Słowa Neumanna potwierdził też poseł PO i były minister sprawiedliwości Borys Budka podczas briefingu w Sejmie.

– Chcieliśmy, po konsultacjach ze środowiskiem sędziowskim, oddać miejsca w KRS sędziom którzy cieszą się bardzo dużym autorytetem pod warunkiem że sami sędziowie byliby zainteresowani uczestnictwem w pracach KRS. Niemniej jednak, wsłuchując się w głos stowarzyszeń sędziowskich, ekspertów, konstytucjonalistów, byłych prezesów TK chcemy jasno i czytelnie podkreślić, że rozumiemy i akceptujemy punkt widzenia który sprowadza się do prostego zdania: nie będziemy uczestniczyć w wyborze organu który będzie działał niezgodnie z Konstytucją. KRS jest organem konstytucyjnym i Sejm ma w nim tylko 4 przedstawicieli.

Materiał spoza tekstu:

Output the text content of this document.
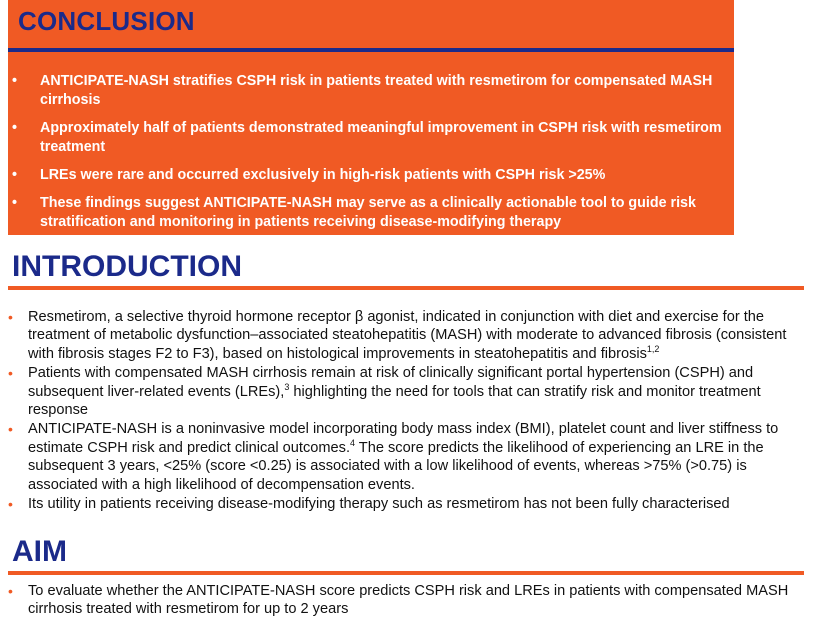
CONCLUSION
• ANTICIPATE-NASH stratifies CSPH risk in patients treated with resmetirom for compensated MASH cirrhosis
• Approximately half of patients demonstrated meaningful improvement in CSPH risk with resmetirom treatment
• LREs were rare and occurred exclusively in high-risk patients with CSPH risk >25%
• These findings suggest ANTICIPATE-NASH may serve as a clinically actionable tool to guide risk stratification and monitoring in patients receiving disease-modifying therapy
INTRODUCTION
• Resmetirom, a selective thyroid hormone receptor β agonist, indicated in conjunction with diet and exercise for the treatment of metabolic dysfunction–associated steatohepatitis (MASH) with moderate to advanced fibrosis (consistent with fibrosis stages F2 to F3), based on histological improvements in steatohepatitis and fibrosis$^{1,2}$
• Patients with compensated MASH cirrhosis remain at risk of clinically significant portal hypertension (CSPH) and subsequent liver-related events (LREs),$^3$ highlighting the need for tools that can stratify risk and monitor treatment response
• ANTICIPATE-NASH is a noninvasive model incorporating body mass index (BMI), platelet count and liver stiffness to estimate CSPH risk and predict clinical outcomes.$^4$ The score predicts the likelihood of experiencing an LRE in the subsequent 3 years, <25% (score <0.25) is associated with a low likelihood of events, whereas >75% (>0.75) is associated with a high likelihood of decompensation events.
• Its utility in patients receiving disease-modifying therapy such as resmetirom has not been fully characterised
AIM
• To evaluate whether the ANTICIPATE-NASH score predicts CSPH risk and LREs in patients with compensated MASH cirrhosis treated with resmetirom for up to 2 years
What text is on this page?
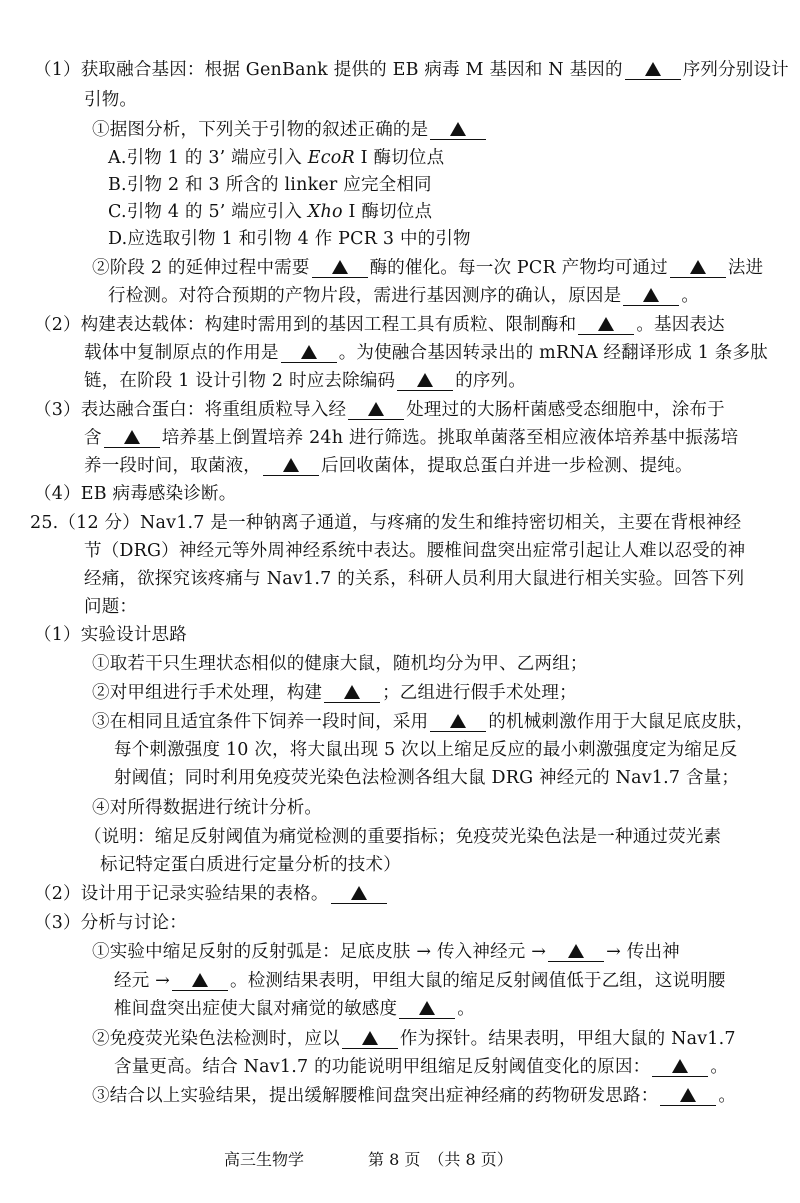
（1）获取融合基因：根据 GenBank 提供的 EB 病毒 M 基因和 N 基因的	序列分别设计
引物。
①据图分析，下列关于引物的叙述正确的是
A.引物 1 的 3’ 端应引入 EcoR Ⅰ 酶切位点
B.引物 2 和 3 所含的 linker 应完全相同
C.引物 4 的 5’ 端应引入 Xho Ⅰ 酶切位点
D.应选取引物 1 和引物 4 作 PCR 3 中的引物
②阶段 2 的延伸过程中需要	酶的催化。每一次 PCR 产物均可通过	法进
行检测。对符合预期的产物片段，需进行基因测序的确认，原因是	。
（2）构建表达载体：构建时需用到的基因工程工具有质粒、限制酶和	。基因表达
载体中复制原点的作用是	。为使融合基因转录出的 mRNA 经翻译形成 1 条多肽
链，在阶段 1 设计引物 2 时应去除编码	的序列。
（3）表达融合蛋白：将重组质粒导入经	处理过的大肠杆菌感受态细胞中，涂布于
含	培养基上倒置培养 24h 进行筛选。挑取单菌落至相应液体培养基中振荡培
养一段时间，取菌液，	后回收菌体，提取总蛋白并进一步检测、提纯。
（4）EB 病毒感染诊断。
25.（12 分）Nav1.7 是一种钠离子通道，与疼痛的发生和维持密切相关，主要在背根神经
节（DRG）神经元等外周神经系统中表达。腰椎间盘突出症常引起让人难以忍受的神
经痛，欲探究该疼痛与 Nav1.7 的关系，科研人员利用大鼠进行相关实验。回答下列
问题：
（1）实验设计思路
①取若干只生理状态相似的健康大鼠，随机均分为甲、乙两组；
②对甲组进行手术处理，构建	；乙组进行假手术处理；
③在相同且适宜条件下饲养一段时间，采用	的机械刺激作用于大鼠足底皮肤，
每个刺激强度 10 次，将大鼠出现 5 次以上缩足反应的最小刺激强度定为缩足反
射阈值；同时利用免疫荧光染色法检测各组大鼠 DRG 神经元的 Nav1.7 含量；
④对所得数据进行统计分析。
（说明：缩足反射阈值为痛觉检测的重要指标；免疫荧光染色法是一种通过荧光素
标记特定蛋白质进行定量分析的技术）
（2）设计用于记录实验结果的表格。
（3）分析与讨论：
①实验中缩足反射的反射弧是：足底皮肤 → 传入神经元 →	→ 传出神
经元 →	。检测结果表明，甲组大鼠的缩足反射阈值低于乙组，这说明腰
椎间盘突出症使大鼠对痛觉的敏感度	。
②免疫荧光染色法检测时，应以	作为探针。结果表明，甲组大鼠的 Nav1.7
含量更高。结合 Nav1.7 的功能说明甲组缩足反射阈值变化的原因：	。
③结合以上实验结果，提出缓解腰椎间盘突出症神经痛的药物研发思路：	。
高三生物学	第 8 页　（共 8 页）
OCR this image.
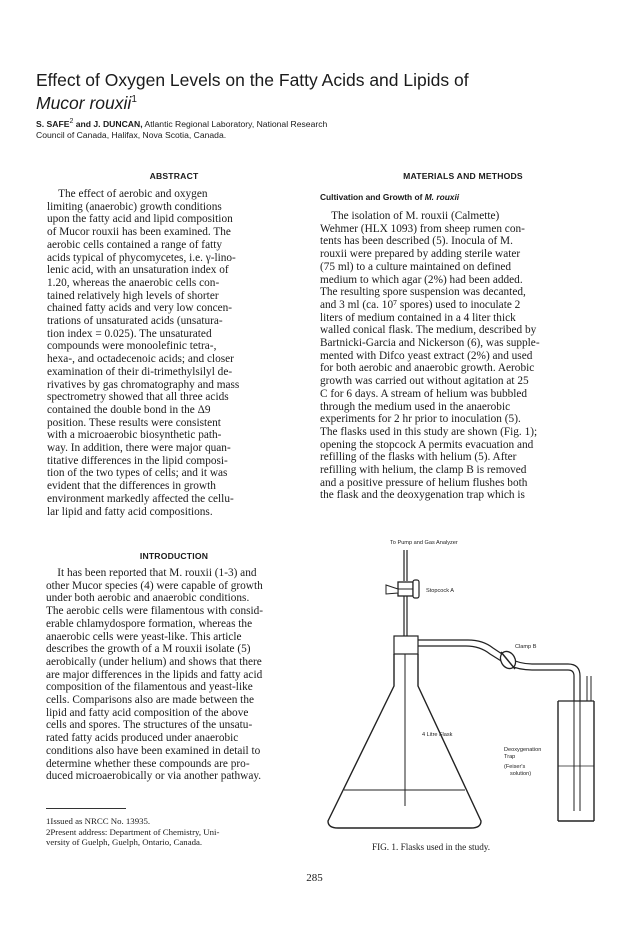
Effect of Oxygen Levels on the Fatty Acids and Lipids of
Mucor rouxii$^1$
S. SAFE$^2$ and J. DUNCAN, Atlantic Regional Laboratory, National Research
Council of Canada, Halifax, Nova Scotia, Canada.
ABSTRACT
The effect of aerobic and oxygen
limiting (anaerobic) growth conditions
upon the fatty acid and lipid composition
of Mucor rouxii has been examined. The
aerobic cells contained a range of fatty
acids typical of phycomycetes, i.e. γ-lino-
lenic acid, with an unsaturation index of
1.20, whereas the anaerobic cells con-
tained relatively high levels of shorter
chained fatty acids and very low concen-
trations of unsaturated acids (unsatura-
tion index = 0.025). The unsaturated
compounds were monoolefinic tetra-,
hexa-, and octadecenoic acids; and closer
examination of their di-trimethylsilyl de-
rivatives by gas chromatography and mass
spectrometry showed that all three acids
contained the double bond in the Δ9
position. These results were consistent
with a microaerobic biosynthetic path-
way. In addition, there were major quan-
titative differences in the lipid composi-
tion of the two types of cells; and it was
evident that the differences in growth
environment markedly affected the cellu-
lar lipid and fatty acid compositions.
INTRODUCTION
It has been reported that M. rouxii (1-3) and
other Mucor species (4) were capable of growth
under both aerobic and anaerobic conditions.
The aerobic cells were filamentous with consid-
erable chlamydospore formation, whereas the
anaerobic cells were yeast-like. This article
describes the growth of a M rouxii isolate (5)
aerobically (under helium) and shows that there
are major differences in the lipids and fatty acid
composition of the filamentous and yeast-like
cells. Comparisons also are made between the
lipid and fatty acid composition of the above
cells and spores. The structures of the unsatu-
rated fatty acids produced under anaerobic
conditions also have been examined in detail to
determine whether these compounds are pro-
duced microaerobically or via another pathway.
1Issued as NRCC No. 13935.
2Present address: Department of Chemistry, Uni-
versity of Guelph, Guelph, Ontario, Canada.
MATERIALS AND METHODS
Cultivation and Growth of M. rouxii
The isolation of M. rouxii (Calmette)
Wehmer (HLX 1093) from sheep rumen con-
tents has been described (5). Inocula of M.
rouxii were prepared by adding sterile water
(75 ml) to a culture maintained on defined
medium to which agar (2%) had been added.
The resulting spore suspension was decanted,
and 3 ml (ca. 10⁷ spores) used to inoculate 2
liters of medium contained in a 4 liter thick
walled conical flask. The medium, described by
Bartnicki-Garcia and Nickerson (6), was supple-
mented with Difco yeast extract (2%) and used
for both aerobic and anaerobic growth. Aerobic
growth was carried out without agitation at 25
C for 6 days. A stream of helium was bubbled
through the medium used in the anaerobic
experiments for 2 hr prior to inoculation (5).
The flasks used in this study are shown (Fig. 1);
opening the stopcock A permits evacuation and
refilling of the flasks with helium (5). After
refilling with helium, the clamp B is removed
and a positive pressure of helium flushes both
the flask and the deoxygenation trap which is
To Pump and Gas Analyzer
Stopcock A
Clamp B
4 Litre Flask
Deoxygenation
Trap
(Feiser's
solution)
FIG. 1. Flasks used in the study.
285
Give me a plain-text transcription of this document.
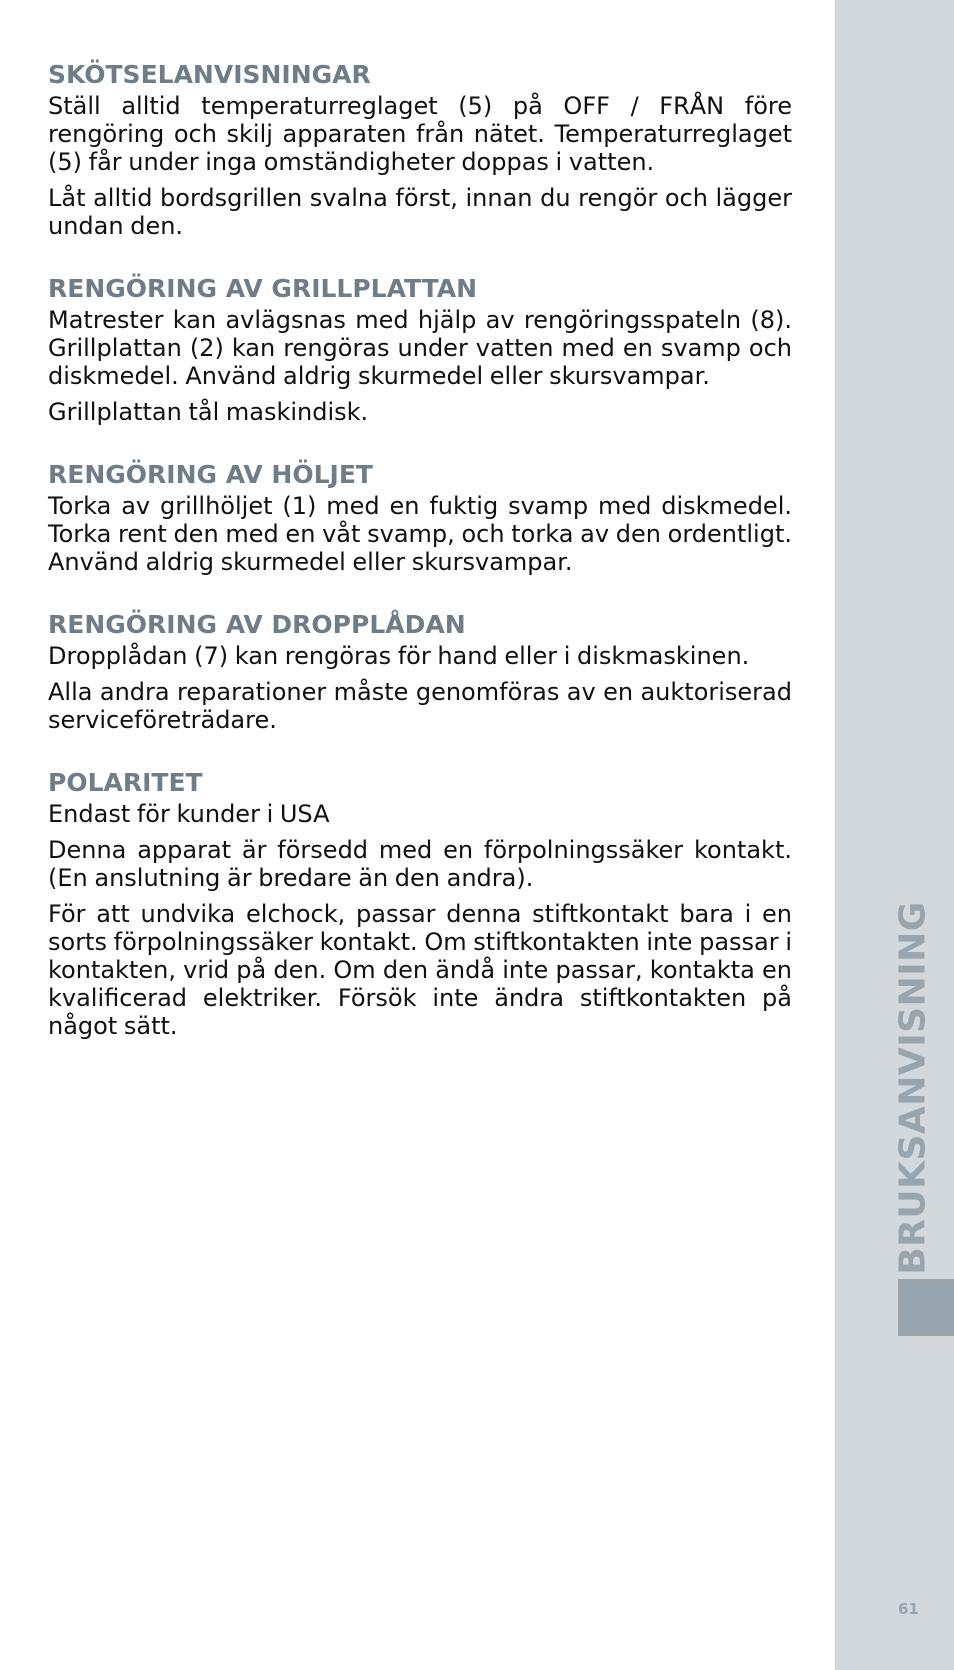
SKÖTSELANVISNINGAR

Ställ alltid temperaturreglaget (5) på OFF / FRÅN före rengöring och skilj apparaten från nätet. Temperaturreglaget (5) får under inga omständigheter doppas i vatten.

Låt alltid bordsgrillen svalna först, innan du rengör och lägger undan den.

RENGÖRING AV GRILLPLATTAN

Matrester kan avlägsnas med hjälp av rengöringsspateln (8). Grillplattan (2) kan rengöras under vatten med en svamp och diskmedel. Använd aldrig skurmedel eller skursvampar.

Grillplattan tål maskindisk.

RENGÖRING AV HÖLJET

Torka av grillhöljet (1) med en fuktig svamp med diskmedel. Torka rent den med en våt svamp, och torka av den ordentligt. Använd aldrig skurmedel eller skursvampar.

RENGÖRING AV DROPPLÅDAN

Dropplådan (7) kan rengöras för hand eller i diskmaskinen.

Alla andra reparationer måste genomföras av en auktoriserad serviceföreträdare.

POLARITET

Endast för kunder i USA

Denna apparat är försedd med en förpolningssäker kontakt. (En anslutning är bredare än den andra).

För att undvika elchock, passar denna stiftkontakt bara i en sorts förpolningssäker kontakt. Om stiftkontakten inte passar i kontakten, vrid på den. Om den ändå inte passar, kontakta en kvalificerad elektriker. Försök inte ändra stiftkontakten på något sätt.	BRUKSANVISNING
61
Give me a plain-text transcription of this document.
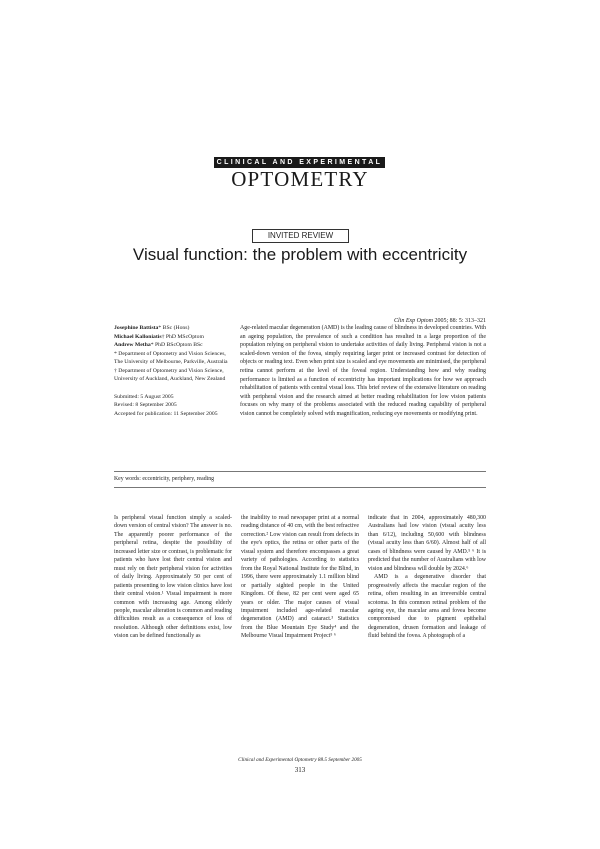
CLINICAL AND EXPERIMENTAL
OPTOMETRY
INVITED REVIEW
Visual function: the problem with eccentricity
Clin Exp Optom 2005; 88: 5: 313–321

Josephine Battista* BSc (Hons)

Michael Kalloniatis† PhD MScOptom

Andrew Metha* PhD BScOptom BSc

* Department of Optometry and Vision Sciences, The University of Melbourne, Parkville, Australia

† Department of Optometry and Vision Science, University of Auckland, Auckland, New Zealand

Submitted: 5 August 2005

Revised: 8 September 2005

Accepted for publication: 11 September 2005

Age-related macular degeneration (AMD) is the leading cause of blindness in developed countries. With an ageing population, the prevalence of such a condition has resulted in a large proportion of the population relying on peripheral vision to undertake activities of daily living. Peripheral vision is not a scaled-down version of the fovea, simply requiring larger print or increased contrast for detection of objects or reading text. Even when print size is scaled and eye movements are minimised, the peripheral retina cannot perform at the level of the foveal region. Understanding how and why reading performance is limited as a function of eccentricity has important implications for how we approach rehabilitation of patients with central visual loss. This brief review of the extensive literature on reading with peripheral vision and the research aimed at better reading rehabilitation for low vision patients focuses on why many of the problems associated with the reduced reading capability of peripheral vision cannot be completely solved with magnification, reducing eye movements or modifying print.
Key words: eccentricity, periphery, reading

Is peripheral visual function simply a scaled-down version of central vision? The answer is no. The apparently poorer performance of the peripheral retina, despite the possibility of increased letter size or contrast, is problematic for patients who have lost their central vision and must rely on their peripheral vision for activities of daily living. Approximately 50 per cent of patients presenting to low vision clinics have lost their central vision.¹ Visual impairment is more common with increasing age. Among elderly people, macular alteration is common and reading difficulties result as a consequence of loss of resolution. Although other definitions exist, low vision can be defined functionally as

the inability to read newspaper print at a normal reading distance of 40 cm, with the best refractive correction.² Low vision can result from defects in the eye's optics, the retina or other parts of the visual system and therefore encompasses a great variety of pathologies. According to statistics from the Royal National Institute for the Blind, in 1996, there were approximately 1.1 million blind or partially sighted people in the United Kingdom. Of these, 82 per cent were aged 65 years or older. The major causes of visual impairment included age-related macular degeneration (AMD) and cataract.³ Statistics from the Blue Mountain Eye Study⁴ and the Melbourne Visual Impairment Project⁵ ⁶

indicate that in 2004, approximately 480,300 Australians had low vision (visual acuity less than 6/12), including 50,600 with blindness (visual acuity less than 6/60). Almost half of all cases of blindness were caused by AMD.⁵ ⁶ It is predicted that the number of Australians with low vision and blindness will double by 2024.⁶

AMD is a degenerative disorder that progressively affects the macular region of the retina, often resulting in an irreversible central scotoma. In this common retinal problem of the ageing eye, the macular area and fovea become compromised due to pigment epithelial degeneration, drusen formation and leakage of fluid behind the fovea. A photograph of a

Clinical and Experimental Optometry 88.5 September 2005
313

Sejm nie może wybierać 15 sędziów-członków KRS gdyż stanowi to naruszenie wprost zasady trójpodziału władzy i odrębności, niezależności władzy sądowniczej od wykonawczej i ustawodawczej. Z tego też względu, po szerokich konsultacjach ze środowiskami sędziowskimi i ekspertami, Platforma zdecydowała że nie będzie uczestniczyć zarówno w zgłaszaniu jak i wyborze sędziów-członków KRS przez Sejm – stwierdził Borys Budka.

- Platforma nie będzie brała udziału we wskazywaniu, jak i wyborze sędziów członków KRS przez Sejm. To nakładanie politycznej smyczy na sędziów - dodał Budka na Twitterze.